[cfe-dev] [llvm-dev] Who wants faster LLVM/Clang builds?

Michael Zolotukhin via cfe-dev cfe-dev at lists.llvm.org
Wed Dec 6 11:28:09 PST 2017

> On Dec 6, 2017, at 12:45 AM, David Chisnall <David.Chisnall at cl.cam.ac.uk> wrote:
> On 5 Dec 2017, at 23:40, Mikhail Zolotukhin via llvm-dev <llvm-dev at lists.llvm.org> wrote:
>> The list of files for which removing redundant headers improved compile time (the numbers are compile time in seconds for a Debug build):
Thanks for the comments! I agree with all the points you brought up, and actually I thought about most of them before, please find my comments below:

> A few comments:
> First, your old and new numbers are giving time to a hundredth of a second, yet I generally see a variation of 0.1-0.2 seconds between runs.  How many times did you run each one and what is the Welch’s t-test delta?
I measured the time 5 times for both ‘old’ and ‘new’ versions and took the minimum. I don’t have variance and other statistics at hand now, but I’m pretty confident in the ballpark of the numbers. I.e. If the number goes from 1.7s to 1.1s, I’m pretty sure there is a win (even if the ‘true’ numbers would be 1.6 and 1.2 respectively).
> Second, most of the changes are a few tenths of a second.  From the whole of your top 10, it looks as if you’re shaving around 3 seconds off the total build.  Presumably this is CPU time, so on a -j8 parallel build you’re saving under a second for something that takes a few minutes.  That doesn’t mean it’s not worth doing, but it does mean that if it has any impact on code maintainability then it probably isn’t.
Correct. That’s exactly why I aimed for small local changes that would be a strict improvement over what we have now. Also, while the effect on the total build time isn’t big, incremental builds can see much more significant gains from it.

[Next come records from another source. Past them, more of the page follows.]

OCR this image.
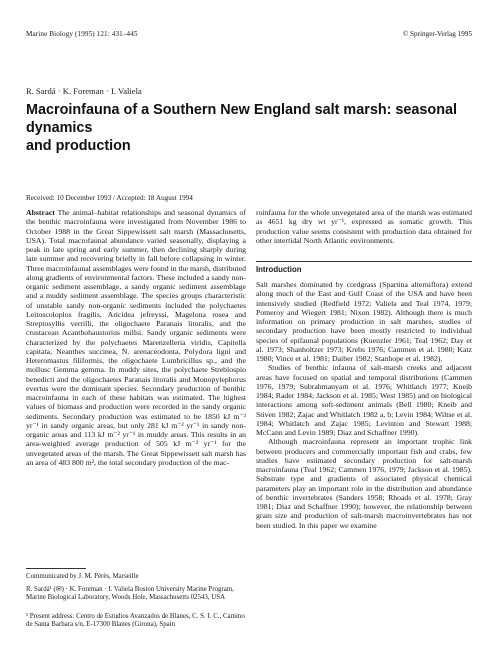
Marine Biology (1995) 121: 431–445	© Springer-Verlag 1995
R. Sardá · K. Foreman · I. Valiela
Macroinfauna of a Southern New England salt marsh: seasonal dynamics
and production
Received: 10 December 1993 / Accepted: 18 August 1994

Abstract The animal–habitat relationships and seasonal dynamics of the benthic macroinfauna were investigated from November 1986 to October 1988 in the Great Sippewissett salt marsh (Massachusetts, USA). Total macrofaunal abundance varied seasonally, displaying a peak in late spring and early summer, then declining sharply during late summer and recovering briefly in fall before collapsing in winter. Three macroinfaunal assemblages were found in the marsh, distributed along gradients of environmental factors. These included a sandy non-organic sediment assemblage, a sandy organic sediment assemblage and a muddy sediment assemblage. The species groups characteristic of unstable sandy non-organic sediments included the polychaetes Leitoscoloplos fragilis, Aricidea jefreyssi, Magelona rosea and Streptosyllis verrilli, the oligochaete Paranais litoralis, and the crustacean Acanthohaustorius millsi. Sandy organic sediments were characterized by the polychaetes Marenzelleria viridis, Capitella capitata, Neanthes succinea, N. arenaceodonta, Polydora ligni and Heteromastus filiformis, the oligochaete Lumbricillus sp., and the mollusc Gemma gemma. In muddy sites, the polychaete Streblospio benedicti and the oligochaetes Paranais litoralis and Monopylephorus evertus were the dominant species. Secondary production of benthic macroinfauna in each of these habitats was estimated. The highest values of biomass and production were recorded in the sandy organic sediments. Secondary production was estimated to be 1850 kJ m⁻² yr⁻¹ in sandy organic areas, but only 281 kJ m⁻² yr⁻¹ in sandy non-organic areas and 113 kJ m⁻² yr⁻¹ in muddy areas. This results in an area-weighted average production of 505 kJ m⁻² yr⁻¹ for the unvegetated areas of the marsh. The Great Sippewissett salt marsh has an area of 483 800 m², the total secondary production of the mac-

roinfauna for the whole unvegetated area of the marsh was estimated as 4651 kg dry wt yr⁻¹, expressed as somatic growth. This production value seems consistent with production data obtained for other intertidal North Atlantic environments.

Introduction

Salt marshes dominated by cordgrass (Spartina alterniflora) extend along much of the East and Gulf Coast of the USA and have been intensively studied (Redfield 1972; Valiela and Teal 1974, 1979; Pomeroy and Wiegert 1981; Nixon 1982). Although there is much information on primary production in salt marshes, studies of secondary production have been mostly restricted to individual species of epifaunal populations (Kuenzler 1961; Teal 1962; Day et al. 1973; Shanholtzer 1973; Krebs 1976; Cammen et al. 1980; Katz 1980; Vince et al. 1981; Daiber 1982; Stanhope et al. 1982).

Studies of benthic infauna of salt-marsh creeks and adjacent areas have focused on spatial and temporal distributions (Cammen 1976, 1979; Subrahmanyam et al. 1976; Whitlatch 1977; Kneib 1984; Rader 1984; Jackson et al. 1985; West 1985) and on biological interactions among soft-sediment animals (Bell 1980; Kneib and Stiven 1982; Zajac and Whitlatch 1982 a, b; Levin 1984; Wiltse et al. 1984; Whitlatch and Zajac 1985; Levinton and Stewart 1988; McCann and Levin 1989; Diaz and Schaffner 1990).

Although macroinfauna represent an important trophic link between producers and commercially important fish and crabs, few studies have estimated secondary production for salt-marsh macroinfauna (Teal 1962; Cammen 1976, 1979; Jackson et al. 1985). Substrate type and gradients of associated physical chemical parameters play an important role in the distribution and abundance of benthic invertebrates (Sanders 1958; Rhoads et al. 1978; Gray 1981; Diaz and Schaffner 1990); however, the relationship between grain size and production of salt-marsh macroinvertebrates has not been studied. In this paper we examine

Communicated by J. M. Pérès, Marseille
R. Sardá¹ (✉) · K. Foreman · I. Valiela Boston University Marine Program, Marine Biological Laboratory, Woods Hole, Massachusetts 02543, USA
¹ Present address: Centro de Estudios Avanzados de Blanes, C. S. I. C., Camino de Santa Barbara s/n, E-17300 Blanes (Girona), Spain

> Third, it’s not clear from your measurements whether you were doing a modules build or not.  The cost of redundant includes should be a lot lower if we’re using modules.
No, I didn’t do modules, and yes, you are correct (and this is another argument for probably not spending more efforts here).
> Finally, redundant includes can have a counterintuitive positive benefit on overall build times by warming the buffer cache (pulling in an include early when the dependency graph for the build is wide lets another compile job proceed while you’re waiting for disk, whereas pulling it in later when you’ve exhausted the parallelism in the build process causes a synchronous stall).  Did you measure the deltas in overall build time for a cold and warm disk cache after making these changes?
No, I didn’t measure it with cold and warm caches. For the entire build (-j8) I usually saw a win of ~1%, but that number is even more noisier, so I didn’t report it. However, I’m a bit sceptic about keeping redundant includes to prefetch them to cache. There is no guarantee that a file with the redundant include will be compiled first, and if it’s compiled after we’re just wasting our time. There are also other files that actually need this header and will move it to the cache before our use, so all in all I don’t think the positive effect of having redundant includes outweigh its cost.